Ancak birkaç kişi, birçok suşa karşı çalışan geniş nötralize edici antikorlar üretir. Hayvan çalışmaları, bir dizi farklı HIV protein formundan oluşan aşıların, bu geniş koruyucu yanıtı güvenilir bir şekilde indükleyebileceğini öne sürüyor, diyor William Schief, California’daki Scripps Araştırma Enstitüsü’nde.
Aşının ilk kısmı, vücudu geniş nötralize edici antikorlar üretmek için gereken daha fazla bağışıklık B hücrelerini üretmek için uyarmak için tasarlanmış modifiye edilmiş bir viral proteindir. Daha sonra, güçlendiriciler bu hücreleri dış proteine karşı hedeflenen antikorlar üretmek için uyarır.
Bu yaklaşım için mRNA aşısı teknolojisini kullanmak mantıklıdır, çünkü mRNA’lar nispeten hızlı ve kolay bir şekilde yapılabilir, diyor Schief. “Bu büyük bir avantaj.”
Tek bir mRNA aşısı, aynı anda birkaç farklı viral protein için kodlayabilir ve bunların vücutta farklı zamanlarda üretilmesi bile mümkün olabilir. Bu, mRNA HIV aşısının potansiyel olarak tek bir doz olarak verilebileceği anlamına gelir, ancak etkili bir şekilde bir astardan ve ardından genellikle ayrı olarak verilecek birkaç güçlendiriciden oluşur. Schief, “İdeal olarak tek bir aşı alacaktı ve bazı malzemeler daha sonraya kadar serbest bırakılmayacak” diyor.
Bu yılın başlarında ekibi, B hücrelerini uyarmak için tasarlanmış ilk primerin küçük bir insan denemesinin sonuçlarını teşvik ettiğini bildirdi. Şimdi, ekibi başka bir küçük denemede daha sonraki güçlendiricilerden birini test etti.
Gönüllülere, hücre zarlarına dahil edilen bir formda HIV dış proteini için mRNA kodlaması verildiğinde, yüzde 80’i laboratuvar testlerinin enfeksiyonları engelleyebildiği antikorlar üretti.
Bu çalışmada, bu antikorlar bir suşa özgüdür. Araştırmacılar, güçlendirici dizinin bir parçası olarak verildiğinde, her bir bileşenin vücutta doğru sırada üretilmesini umuyor, daha geniş bir yanıt üretecektir.

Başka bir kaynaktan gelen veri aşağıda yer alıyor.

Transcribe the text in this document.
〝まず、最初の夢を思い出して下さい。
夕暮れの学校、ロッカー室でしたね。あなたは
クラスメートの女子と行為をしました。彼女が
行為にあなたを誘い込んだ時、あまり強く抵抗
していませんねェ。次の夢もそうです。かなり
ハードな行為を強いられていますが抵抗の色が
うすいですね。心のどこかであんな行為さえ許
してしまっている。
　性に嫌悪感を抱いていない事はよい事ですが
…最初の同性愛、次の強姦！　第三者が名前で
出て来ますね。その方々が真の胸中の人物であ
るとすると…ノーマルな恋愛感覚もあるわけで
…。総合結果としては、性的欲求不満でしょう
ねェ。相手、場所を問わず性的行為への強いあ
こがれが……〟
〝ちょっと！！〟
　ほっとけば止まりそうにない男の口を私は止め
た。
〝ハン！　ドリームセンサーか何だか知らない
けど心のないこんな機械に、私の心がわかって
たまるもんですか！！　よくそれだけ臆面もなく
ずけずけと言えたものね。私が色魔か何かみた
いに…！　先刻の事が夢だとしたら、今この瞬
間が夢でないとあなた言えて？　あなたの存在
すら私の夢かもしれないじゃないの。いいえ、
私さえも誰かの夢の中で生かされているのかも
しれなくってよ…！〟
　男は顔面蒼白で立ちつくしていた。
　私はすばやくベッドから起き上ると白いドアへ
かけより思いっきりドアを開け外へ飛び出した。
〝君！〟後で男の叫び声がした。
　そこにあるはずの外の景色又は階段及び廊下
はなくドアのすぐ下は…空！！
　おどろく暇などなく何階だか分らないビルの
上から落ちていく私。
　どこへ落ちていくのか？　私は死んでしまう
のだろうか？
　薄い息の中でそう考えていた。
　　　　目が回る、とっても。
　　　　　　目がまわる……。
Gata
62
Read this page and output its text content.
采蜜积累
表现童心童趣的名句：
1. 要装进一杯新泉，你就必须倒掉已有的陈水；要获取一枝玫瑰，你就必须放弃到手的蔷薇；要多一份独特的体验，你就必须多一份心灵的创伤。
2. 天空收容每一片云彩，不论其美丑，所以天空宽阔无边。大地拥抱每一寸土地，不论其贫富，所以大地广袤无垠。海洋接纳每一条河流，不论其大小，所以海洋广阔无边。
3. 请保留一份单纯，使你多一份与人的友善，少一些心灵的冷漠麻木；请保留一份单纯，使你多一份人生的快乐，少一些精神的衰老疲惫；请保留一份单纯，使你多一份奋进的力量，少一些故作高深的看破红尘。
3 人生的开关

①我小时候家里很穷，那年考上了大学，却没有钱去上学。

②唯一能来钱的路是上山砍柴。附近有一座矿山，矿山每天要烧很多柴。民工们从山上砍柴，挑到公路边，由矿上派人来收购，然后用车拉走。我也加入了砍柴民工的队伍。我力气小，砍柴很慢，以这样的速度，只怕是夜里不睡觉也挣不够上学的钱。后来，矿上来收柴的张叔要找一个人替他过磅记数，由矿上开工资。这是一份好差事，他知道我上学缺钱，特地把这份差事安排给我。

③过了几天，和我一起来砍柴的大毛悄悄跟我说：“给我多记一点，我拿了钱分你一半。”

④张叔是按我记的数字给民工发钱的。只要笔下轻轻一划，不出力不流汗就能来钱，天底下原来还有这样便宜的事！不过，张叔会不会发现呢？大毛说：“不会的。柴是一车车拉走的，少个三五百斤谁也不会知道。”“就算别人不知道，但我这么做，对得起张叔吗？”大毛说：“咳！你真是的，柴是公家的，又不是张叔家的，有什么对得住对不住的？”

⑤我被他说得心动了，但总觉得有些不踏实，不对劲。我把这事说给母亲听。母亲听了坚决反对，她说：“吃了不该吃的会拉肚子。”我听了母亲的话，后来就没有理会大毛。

Bununla birlikte, her iki denemede de beklenenden daha yüksek sayıda gönüllü, birkaç durumda yıllarca devam eden kovan veya ürtiker geliştirdi. Schief, bu sorunun diğer mRNA aşı çalışmalarında veya HIV proteini içeren mRNA olmayan aşılarda ortaya çıkmadığını söylüyor. Bu yan etkiyi tetikleyebilen mRNA yoluyla HIV proteinini mRNA ile teslim etmekle ilgili bir şey var gibi görünüyor. “Şu anda bilimsel bir gizem” diyor.
Fas’taki Pharma5 adlı bir şirkette aşı uzmanı Hildegund Ertl, “Bu olumsuz etkiye neyin neden olduğunu bilmemek, önlemenin zor olacağı anlamına geliyor” diyor.
ERTL, mRNA teknolojisinin aşı bileşenlerinin hızlı bir şekilde test edilmesine izin verdiğini kabul eder, ancak nihai ürünün en iyi boş viral kabuklar kullanılarak yapılanlar gibi farklı bir aşı tarafından verilebileceğini düşünür. Bu aşılar, örneğin soğutma gerektiren oda sıcaklığında saklanabilir.
Artık Lenacapavir adında yılda iki enjeksiyonla HIV enfeksiyonuna karşı neredeyse tam koruma sağlayan bir ilaç var. Ancak Schief, bir aşının hala gerekli olduğunu düşünüyor. “Hepimiz mümkün olduğunca çabuk yapmayı hedefliyoruz” diyor, ancak ilerleme mRNA teknolojisi tarafından hızlandırılsa bile, onaylanmış bir HIV aşısı muhtemelen hala onlarca yıl uzaklıktadır.